Readmissions to hospital – Interpretive notes

Updated as of January 22, 2016

  • This indicator has been risk adjusted for age, sex and co-morbidities. Risk adjustment takes into account the differences among patient populations to allow for fairer comparisons between your patients and other populations. Risk adjusted data are easier and more meaningful to compare between teams. However, unadjusted data may provide an estimate that better reflects what is actually happening in your team and thus might help guide local improvement efforts.
  • The readmission rate for a primary care organization is based on the experience of patients on the roster of that organization AND patients who are considered to be “virtually” rostered according to MOHLTC methodology. Virtual rostering assigns patients to the primary care physician that provided the highest dollar amount of services within a defined set of primary care services. Primary care organizations may not be aware that patients have been “virtually” rostered to them and thus might think the data related to these patients are erroneously attributed to their team (i.e. “they are not ‘our’ patients”).
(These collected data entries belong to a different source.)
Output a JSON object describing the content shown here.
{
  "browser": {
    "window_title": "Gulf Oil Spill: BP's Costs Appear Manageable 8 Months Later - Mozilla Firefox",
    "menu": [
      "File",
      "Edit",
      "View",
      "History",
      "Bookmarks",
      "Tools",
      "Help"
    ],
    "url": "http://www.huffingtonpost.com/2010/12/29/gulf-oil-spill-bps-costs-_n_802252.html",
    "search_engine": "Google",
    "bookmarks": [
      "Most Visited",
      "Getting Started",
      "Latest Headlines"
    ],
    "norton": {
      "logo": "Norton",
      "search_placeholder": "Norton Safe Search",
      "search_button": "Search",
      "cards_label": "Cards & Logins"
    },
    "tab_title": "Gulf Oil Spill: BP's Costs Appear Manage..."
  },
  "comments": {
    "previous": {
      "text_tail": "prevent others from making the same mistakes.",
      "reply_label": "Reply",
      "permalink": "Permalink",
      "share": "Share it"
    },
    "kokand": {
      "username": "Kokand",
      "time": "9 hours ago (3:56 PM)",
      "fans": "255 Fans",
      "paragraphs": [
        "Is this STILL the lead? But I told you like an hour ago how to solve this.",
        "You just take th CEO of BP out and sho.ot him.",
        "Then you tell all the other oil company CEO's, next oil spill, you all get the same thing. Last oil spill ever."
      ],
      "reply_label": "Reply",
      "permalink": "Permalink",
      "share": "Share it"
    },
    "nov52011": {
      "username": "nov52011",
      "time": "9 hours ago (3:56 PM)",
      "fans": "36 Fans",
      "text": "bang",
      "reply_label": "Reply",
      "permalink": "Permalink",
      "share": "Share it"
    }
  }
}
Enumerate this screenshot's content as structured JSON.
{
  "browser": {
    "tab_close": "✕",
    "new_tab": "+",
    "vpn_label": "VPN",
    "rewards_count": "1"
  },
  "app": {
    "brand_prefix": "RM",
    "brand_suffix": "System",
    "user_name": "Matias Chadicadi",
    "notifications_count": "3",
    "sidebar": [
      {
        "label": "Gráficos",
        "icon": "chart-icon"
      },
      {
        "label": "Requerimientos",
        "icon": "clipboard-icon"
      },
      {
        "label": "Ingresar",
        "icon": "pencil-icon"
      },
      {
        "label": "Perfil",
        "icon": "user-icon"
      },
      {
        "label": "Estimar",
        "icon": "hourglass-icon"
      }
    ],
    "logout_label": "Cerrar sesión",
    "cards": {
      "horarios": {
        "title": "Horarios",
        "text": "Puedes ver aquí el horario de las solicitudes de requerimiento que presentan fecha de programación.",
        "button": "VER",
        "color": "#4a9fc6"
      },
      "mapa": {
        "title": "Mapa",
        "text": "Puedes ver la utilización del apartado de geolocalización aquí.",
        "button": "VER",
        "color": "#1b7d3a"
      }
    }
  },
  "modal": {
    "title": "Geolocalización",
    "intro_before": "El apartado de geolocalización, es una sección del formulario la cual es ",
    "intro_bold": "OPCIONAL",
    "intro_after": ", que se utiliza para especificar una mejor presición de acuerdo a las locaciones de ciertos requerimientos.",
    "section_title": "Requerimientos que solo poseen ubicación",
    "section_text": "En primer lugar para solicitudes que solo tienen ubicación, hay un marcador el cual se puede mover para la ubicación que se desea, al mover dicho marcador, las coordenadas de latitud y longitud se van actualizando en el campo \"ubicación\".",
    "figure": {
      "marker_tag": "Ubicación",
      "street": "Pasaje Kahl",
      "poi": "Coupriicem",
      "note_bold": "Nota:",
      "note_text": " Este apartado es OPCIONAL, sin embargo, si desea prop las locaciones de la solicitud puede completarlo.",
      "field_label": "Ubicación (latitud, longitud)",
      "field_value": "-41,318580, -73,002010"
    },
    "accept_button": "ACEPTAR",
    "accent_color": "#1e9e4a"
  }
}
Hence, your team’s sense of how many readmissions should be attributed to the team may be different than the rate shown in D2D.
  • The data refer to hospitalization and readmissions that happened 1.5 years ago (on average) because they are based on hospital data submitted to CIHI 2-6 months after discharge (on average), after which they must be compiled and validated prior to release for reporting purposes.
  • The current definition may under-estimate actual readmission rates for patients who have preventable readmissions because the denominator includes ALL patients who were hospitalized for any reason.
    • Readmissions may appear to be lower for teams with a higher proportion of child-bearing women because childbirth is one of the most common reasons for hospitalization and thus will increase the denominator, artificially decreasing the overall rate of readmissions.
    • The same is true for teams with high proportions of young, healthy patients needing elective surgeries, which are not nearly as common as birth as a reason for hospitalization, but still would reduce the overall readmissions rate because readmissions in such situations are rare.
  • Many primary care providers do not get timely information about recent hospitalizations of their patients. Teams who do not know if their patients have recently been in hospital may therefore have higher readmission rates than teams with timely access to data, who are better able to engage with patients and other providers to prevent readmissions.
  • There are many challenges in preventing readmissions, not all of which are solely under the control of primary care providers such as premature discharge from hospital and the natural progression of chronic conditions. Consider the possible impact of these factors on your team’s readmission rates.